25 February 2021

Every organisation has people, processes and technology working together to deliver results within core business areas. These processes can often be mundane, labour-intensive, and repetitive, which can present organisational challenges related to cost effectiveness, operational efficiencies, data quality and employee satisfaction. Robotic Process Automation (RPA) provides a solution for these challenges.

RPA is a software that uses robots (‘bots’) to automate and orchestrate high volume, repetitive tasks that would otherwise require humans to perform. These bots can emulate many, if not all, human user actions, including filling in forms, extracting data to generate reports, browser scraping, completing transactions, transferring data across applications, and more. By converting manual processes into automation scripts that can run continuously, RPA provides a range of organisation-wide benefits:

  • Optimises workflows and use of resources to achieve more efficient operations, increasing productivity and allowing staff to focus on more high value tasks.
  • Reduces local workarounds, bespoke information outputs and knowledge loss between different phases in a process.
  • Simplifies and standardises processes, decreasing reliance on paper forms and records.
  • Improves data quality by removing the risk of human error from data entry and validation.
  • Enables teams to feel engaged and empowered in adopting digital approaches.
  • Increases employee satisfaction by automating mundane, repetitive tasks, in turn improving people’s experience of work and increasing their sense of productivity and satisfaction.

RPA is a rapidly growing industry. According to Gartner, RPA software revenue is expected to reach US$1.89 billion (A$2.4 billion) in 2021, an increase of 19.5% from 2020. This growth can, in part, be attributed to COVID-19, a time in which large organisations globally are looking to digitally empower critical business processes through resilience and scalability, while recalibrating human labour and manual effort. Research vice president at Gartner, Fabrizio Biscotti, notes:

“The key driver for RPA projects is their ability to improve process quality, speed, and productivity, each of which is increasingly important as organisations try to meet the demands of cost reduction during COVID-19.”

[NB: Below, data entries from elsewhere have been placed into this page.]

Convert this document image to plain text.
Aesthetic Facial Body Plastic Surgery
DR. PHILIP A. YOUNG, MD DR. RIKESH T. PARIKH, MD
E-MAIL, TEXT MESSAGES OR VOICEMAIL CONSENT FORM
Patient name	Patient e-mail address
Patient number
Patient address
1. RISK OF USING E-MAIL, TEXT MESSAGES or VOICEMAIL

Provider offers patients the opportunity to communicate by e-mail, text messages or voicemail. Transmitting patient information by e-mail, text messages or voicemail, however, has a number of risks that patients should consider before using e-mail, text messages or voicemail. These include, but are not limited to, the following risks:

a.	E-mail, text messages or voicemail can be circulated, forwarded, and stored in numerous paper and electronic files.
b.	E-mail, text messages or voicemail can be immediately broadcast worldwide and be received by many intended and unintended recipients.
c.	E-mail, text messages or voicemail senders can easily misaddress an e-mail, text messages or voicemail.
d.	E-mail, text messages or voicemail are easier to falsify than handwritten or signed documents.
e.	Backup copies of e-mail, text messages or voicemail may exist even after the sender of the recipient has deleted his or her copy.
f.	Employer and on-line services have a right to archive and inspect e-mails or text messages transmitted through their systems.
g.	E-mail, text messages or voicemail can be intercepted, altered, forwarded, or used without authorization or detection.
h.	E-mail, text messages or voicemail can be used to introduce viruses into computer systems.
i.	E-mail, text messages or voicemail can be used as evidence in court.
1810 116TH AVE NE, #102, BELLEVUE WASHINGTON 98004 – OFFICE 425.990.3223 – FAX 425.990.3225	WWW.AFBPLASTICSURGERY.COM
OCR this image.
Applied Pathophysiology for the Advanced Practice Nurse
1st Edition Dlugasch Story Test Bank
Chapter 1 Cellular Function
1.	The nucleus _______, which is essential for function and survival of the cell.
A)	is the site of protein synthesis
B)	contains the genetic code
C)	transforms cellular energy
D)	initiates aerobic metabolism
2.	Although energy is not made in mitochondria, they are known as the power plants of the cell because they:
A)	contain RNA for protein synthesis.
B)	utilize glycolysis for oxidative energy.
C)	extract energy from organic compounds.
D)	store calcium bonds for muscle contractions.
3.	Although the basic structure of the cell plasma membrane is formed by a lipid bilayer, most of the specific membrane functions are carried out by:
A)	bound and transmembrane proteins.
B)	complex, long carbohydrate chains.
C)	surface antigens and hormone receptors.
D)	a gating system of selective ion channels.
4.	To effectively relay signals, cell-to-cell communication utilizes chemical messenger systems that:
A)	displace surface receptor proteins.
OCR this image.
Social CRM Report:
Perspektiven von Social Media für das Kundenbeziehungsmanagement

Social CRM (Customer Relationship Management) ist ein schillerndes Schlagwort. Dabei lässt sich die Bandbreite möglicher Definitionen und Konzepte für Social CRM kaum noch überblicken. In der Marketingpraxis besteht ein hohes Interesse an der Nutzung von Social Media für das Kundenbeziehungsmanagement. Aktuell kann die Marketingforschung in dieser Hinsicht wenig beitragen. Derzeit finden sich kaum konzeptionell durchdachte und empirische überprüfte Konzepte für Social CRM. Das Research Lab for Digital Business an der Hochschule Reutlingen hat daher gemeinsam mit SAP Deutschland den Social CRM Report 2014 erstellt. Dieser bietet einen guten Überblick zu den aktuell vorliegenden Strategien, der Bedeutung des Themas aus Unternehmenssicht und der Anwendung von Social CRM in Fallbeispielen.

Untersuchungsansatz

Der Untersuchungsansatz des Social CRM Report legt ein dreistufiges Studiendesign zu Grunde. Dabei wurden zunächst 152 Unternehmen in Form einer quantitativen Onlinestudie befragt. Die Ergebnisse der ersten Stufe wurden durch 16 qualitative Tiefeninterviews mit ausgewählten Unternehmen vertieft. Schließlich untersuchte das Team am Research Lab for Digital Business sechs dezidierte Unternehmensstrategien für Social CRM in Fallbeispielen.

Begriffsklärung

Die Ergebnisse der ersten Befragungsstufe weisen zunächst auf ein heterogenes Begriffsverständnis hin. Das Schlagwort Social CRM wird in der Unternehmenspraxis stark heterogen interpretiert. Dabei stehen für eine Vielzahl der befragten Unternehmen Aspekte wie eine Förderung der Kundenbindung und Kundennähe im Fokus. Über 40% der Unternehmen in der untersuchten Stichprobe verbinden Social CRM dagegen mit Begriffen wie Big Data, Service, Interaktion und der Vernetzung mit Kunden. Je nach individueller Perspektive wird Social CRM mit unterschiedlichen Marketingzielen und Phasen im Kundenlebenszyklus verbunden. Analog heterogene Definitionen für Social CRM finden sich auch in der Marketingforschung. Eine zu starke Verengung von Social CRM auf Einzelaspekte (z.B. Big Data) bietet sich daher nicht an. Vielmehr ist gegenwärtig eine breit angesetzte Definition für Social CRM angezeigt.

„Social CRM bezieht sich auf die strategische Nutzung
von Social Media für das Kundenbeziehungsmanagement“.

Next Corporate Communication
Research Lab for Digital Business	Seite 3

Whilst RPA can be easily adapted and applied to a variety of industry sectors, from healthcare to banking, there is no doubt of the benefits that it can provide to the utilities industry, where companies are handling thousands of installation, maintenance, and repair jobs daily. RPA provides these businesses with an opportunity to create efficiencies and cost savings, that can be passed onto clients and customers.

One of Texture’s key clients, SA Power Networks (SAPN), has already started to see some of these benefits in only a short space of time and with minimal funding. I am now working with the Automation team on a business case to secure dedicated project funding that will allow RPA capability to be operationalised – building awareness across the organisation, developing a scalable framework, and embedding it into long-term roadmaps. 

Digitisation, automation, and AI are the way of the future, and RPA plays a significant role in taking the next step. It is certainly a trend that isn’t going away anytime soon. I look forward to being a part of the RPA journey and seeing first-hand the benefits that the software can provide.